Appeal from an order of the Supreme Court (Lynch, J.), entered October 13, 1988 in Schenectady County, which granted defendants’ motion, to dismiss the third cause of action in the complaint.

Plaintiff commenced this malpractice action seeking damages for the wrongful death of his wife (hereinafter decedent) and for the emotional distress he sustained as a result of his observations of the direct injury suffered by decedent. In April 1986, decedent was pregnant and under the medical care of defendants, who are specialists in obstetrics and gynecology. *797In late June 1986, decedent contacted one of defendants and complained of severe pain, nausea, blurred vision and body aches. Allegedly, she was told to take a glass of milk and call back in the morning. Some time that evening, her condition worsened to the point where plaintiff discovered her convulsing with seizures. He thereupon called an ambulance and removed her to the hospital, where he remained at decedent’s side throughout her treatment that night and observed the tragic stillbirth of his daughter and decedent’s subsequent death the following day. In this ensuing litigation, defendants’ motion to dismiss the third cause of action seeking damages for emotional distress was granted upon the ground that it failed to state a cause of action (see, CPLR 3211 [a] [7]). This appeal followed.

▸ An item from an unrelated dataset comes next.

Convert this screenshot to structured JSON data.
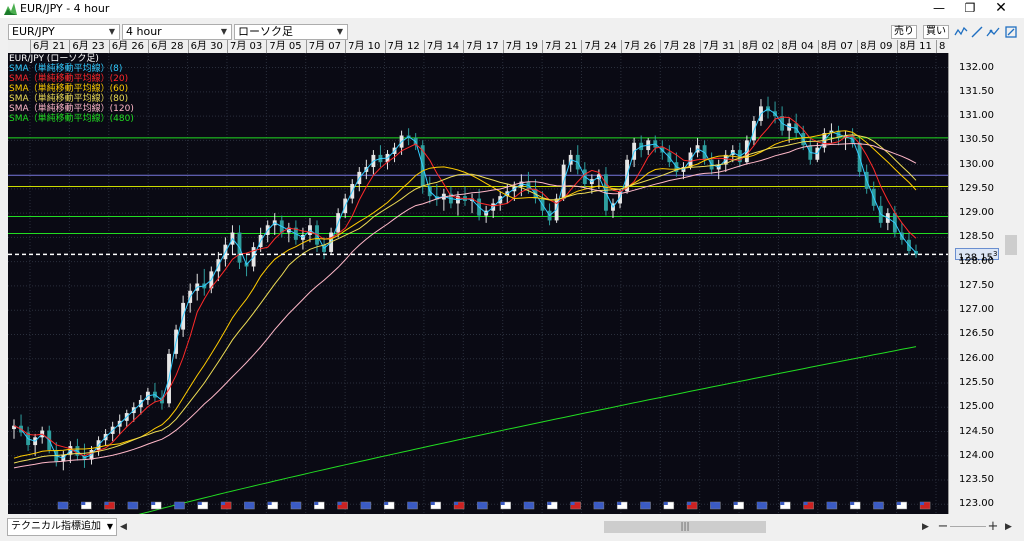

We affirm. However compelling are the tragic circumstances of this case, we are constrained to follow well-established case law in this area. We acknowledge that the Court of Appeals has recognized "the right of a plaintiff to whom the defendant has owed but breached a duty of reasonable care” to recover for emotional distress "caused by contemporaneous observation of injury or death of a member of the immediate family caused by the same conduct of the defendant” (Bovsun v Sanperi, 61 NY2d 219, 233). However, here plaintiff’s complaint has failed to establish the existence of a duty directly owed by defendants to him individually (see, Tebbutt v Virostek, 65 NY2d 931, 932). The complaint also fails to sufficiently show that defendants’ alleged negligence exposed plaintiff to unreasonable risk of physical injury such that he was within the "zone of danger” contemplated by Bovsun (see, Bovsun v Sanperi, supra; Schram v Herkimer Mem. Hosp., 115 AD2d 882, 883). Plaintiff was not under the medical treatment of defendants nor was he ever placed in physical danger by any alleged negligence on their part (see, Schram v Herkimer Mem. Hosp., supra). Given the insufficiency of the complaint, the third cause of action for emotional distress was properly dismissed.

Order affirmed, without costs. Kane, J. P., Casey, Yesawich, Jr., and Mercure, JJ., concur.